Sorry, got on a tear there.
Plus, the strip clubs in Toronto and Vancouver are better than in New Orleans or Jackson MS.
Neither has mine. But you know, the only thing worse than voting for what you want and not getting it is voting for what you don't want and getting it.
Excuse me, but I think you tried to successfully refute this, but failed miserably. Just because you disagree or you chose to ignore what I wrote, that doesn't change the facts either. (Not that I can blame you for ignoring it, after all I do write the truth.)
On the other hand, as I've said several times already, he hasn't been all that bad so far. I'm not sure whether it will end well, but so far, so good. Let's wait and see.
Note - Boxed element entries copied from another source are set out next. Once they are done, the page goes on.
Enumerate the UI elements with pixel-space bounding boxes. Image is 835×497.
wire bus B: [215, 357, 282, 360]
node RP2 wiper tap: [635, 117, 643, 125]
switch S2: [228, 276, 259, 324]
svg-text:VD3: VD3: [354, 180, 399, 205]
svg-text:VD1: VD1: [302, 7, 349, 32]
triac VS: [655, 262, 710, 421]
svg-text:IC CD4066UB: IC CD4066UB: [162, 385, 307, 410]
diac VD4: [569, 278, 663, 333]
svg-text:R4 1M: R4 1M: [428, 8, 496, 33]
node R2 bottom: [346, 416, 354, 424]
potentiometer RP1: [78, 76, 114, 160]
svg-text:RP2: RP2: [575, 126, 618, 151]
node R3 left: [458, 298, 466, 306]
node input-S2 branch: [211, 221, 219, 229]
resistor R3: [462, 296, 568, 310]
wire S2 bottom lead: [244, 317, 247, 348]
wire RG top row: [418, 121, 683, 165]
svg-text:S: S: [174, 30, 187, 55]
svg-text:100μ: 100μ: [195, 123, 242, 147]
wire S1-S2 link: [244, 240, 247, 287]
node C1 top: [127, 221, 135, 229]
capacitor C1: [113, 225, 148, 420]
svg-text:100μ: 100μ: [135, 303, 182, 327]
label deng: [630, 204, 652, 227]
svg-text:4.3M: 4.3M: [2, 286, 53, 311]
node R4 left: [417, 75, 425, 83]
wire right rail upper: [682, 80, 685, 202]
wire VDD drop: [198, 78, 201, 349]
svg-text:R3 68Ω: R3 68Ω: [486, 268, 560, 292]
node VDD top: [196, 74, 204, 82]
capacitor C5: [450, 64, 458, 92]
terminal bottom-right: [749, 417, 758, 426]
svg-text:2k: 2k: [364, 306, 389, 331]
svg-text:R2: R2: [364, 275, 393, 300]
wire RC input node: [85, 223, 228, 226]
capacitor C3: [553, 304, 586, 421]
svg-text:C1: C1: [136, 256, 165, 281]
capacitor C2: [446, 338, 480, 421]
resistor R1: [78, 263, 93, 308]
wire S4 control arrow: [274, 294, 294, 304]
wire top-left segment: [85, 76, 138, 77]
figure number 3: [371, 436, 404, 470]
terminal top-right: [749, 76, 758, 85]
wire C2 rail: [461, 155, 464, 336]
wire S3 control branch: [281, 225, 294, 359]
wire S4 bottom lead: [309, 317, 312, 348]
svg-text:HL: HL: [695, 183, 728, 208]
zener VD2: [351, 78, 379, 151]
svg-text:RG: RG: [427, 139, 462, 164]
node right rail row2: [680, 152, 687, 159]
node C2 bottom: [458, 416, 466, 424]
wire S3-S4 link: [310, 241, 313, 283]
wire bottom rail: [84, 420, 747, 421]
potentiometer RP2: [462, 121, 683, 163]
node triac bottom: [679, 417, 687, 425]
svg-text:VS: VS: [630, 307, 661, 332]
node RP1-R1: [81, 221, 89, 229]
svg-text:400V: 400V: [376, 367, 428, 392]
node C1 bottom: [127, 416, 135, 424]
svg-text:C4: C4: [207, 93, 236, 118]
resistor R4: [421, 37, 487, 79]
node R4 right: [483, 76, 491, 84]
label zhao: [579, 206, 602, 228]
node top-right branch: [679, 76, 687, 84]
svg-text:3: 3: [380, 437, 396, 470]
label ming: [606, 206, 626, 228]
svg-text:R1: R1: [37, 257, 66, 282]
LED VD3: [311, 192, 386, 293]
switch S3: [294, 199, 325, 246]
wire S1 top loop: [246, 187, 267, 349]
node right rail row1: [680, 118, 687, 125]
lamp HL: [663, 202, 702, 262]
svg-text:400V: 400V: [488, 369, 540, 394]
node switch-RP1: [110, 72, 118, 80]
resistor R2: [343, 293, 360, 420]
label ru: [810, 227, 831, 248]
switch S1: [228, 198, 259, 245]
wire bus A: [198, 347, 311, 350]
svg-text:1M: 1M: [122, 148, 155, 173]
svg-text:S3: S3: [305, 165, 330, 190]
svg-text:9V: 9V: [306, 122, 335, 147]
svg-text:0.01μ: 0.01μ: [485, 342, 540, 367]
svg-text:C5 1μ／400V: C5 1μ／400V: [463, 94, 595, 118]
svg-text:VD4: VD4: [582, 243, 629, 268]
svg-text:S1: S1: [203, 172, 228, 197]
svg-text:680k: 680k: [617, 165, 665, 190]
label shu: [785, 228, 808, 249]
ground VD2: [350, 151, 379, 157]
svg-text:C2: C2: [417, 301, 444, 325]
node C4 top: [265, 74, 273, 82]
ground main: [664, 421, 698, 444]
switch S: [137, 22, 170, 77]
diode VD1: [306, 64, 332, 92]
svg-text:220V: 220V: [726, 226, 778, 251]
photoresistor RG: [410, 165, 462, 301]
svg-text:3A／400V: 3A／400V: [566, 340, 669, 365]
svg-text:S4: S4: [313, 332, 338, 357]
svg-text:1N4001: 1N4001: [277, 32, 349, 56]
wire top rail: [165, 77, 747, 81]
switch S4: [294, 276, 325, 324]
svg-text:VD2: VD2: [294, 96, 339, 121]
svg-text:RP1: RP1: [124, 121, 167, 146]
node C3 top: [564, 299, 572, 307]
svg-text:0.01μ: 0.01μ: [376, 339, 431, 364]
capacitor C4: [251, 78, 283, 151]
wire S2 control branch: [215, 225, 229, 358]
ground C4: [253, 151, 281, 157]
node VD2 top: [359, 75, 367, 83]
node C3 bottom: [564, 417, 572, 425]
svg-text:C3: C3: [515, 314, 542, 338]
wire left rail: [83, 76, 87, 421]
Here's the last of it from me.
In life, it's important to know when to stop arguing with people, and simply let them be wrong.
That said, continue being wrong.
All deaths should be investigated as though they were homicides.
SJG
True, but for some reason on comparision of candidate Donald Trump versus candidate Mitt Romney, more people can see themselves (IMO) as Donald Trump if they were to be rich or could in an alternate universe than they could see themselves as Mitt Romney.
Mittens just seemed like the real life capitalist villain / CEO villain we love
(IMO) hate. Through Bain & Co. and later Bain Capital, there's something about Mittens: he seems like the evil CEO how would foreclose on the homes of people you know and then layoff (pink slip) those very same people the next day. Then give himself a bonus for it all.
That was the perception.
Supposedly of his $190-250MM fortunate, he does supposedly donate a lot of it to charity and the church. Not sure that message got across to voters. I remember his charity boxing photo but not much else.
Do think I dismissed the guy too early and too easily.
Anyway, for the record, although I'm critical of him, I nonetheless happily voted for Romney in 2012. But four years later, I just couldn't bring myself to pull the lever for Trump. As a libertarian, I only agree with about 50% of the GOP platform anyway. But once trump took the helm, that percentage got smaller and smaller. By election day, there was very little left for me to support. Thankfully, he governs somewhat differently from how he campaigned. Which is to say, he's not bad, depending on who is controlling him at the moment (Pence, etc.).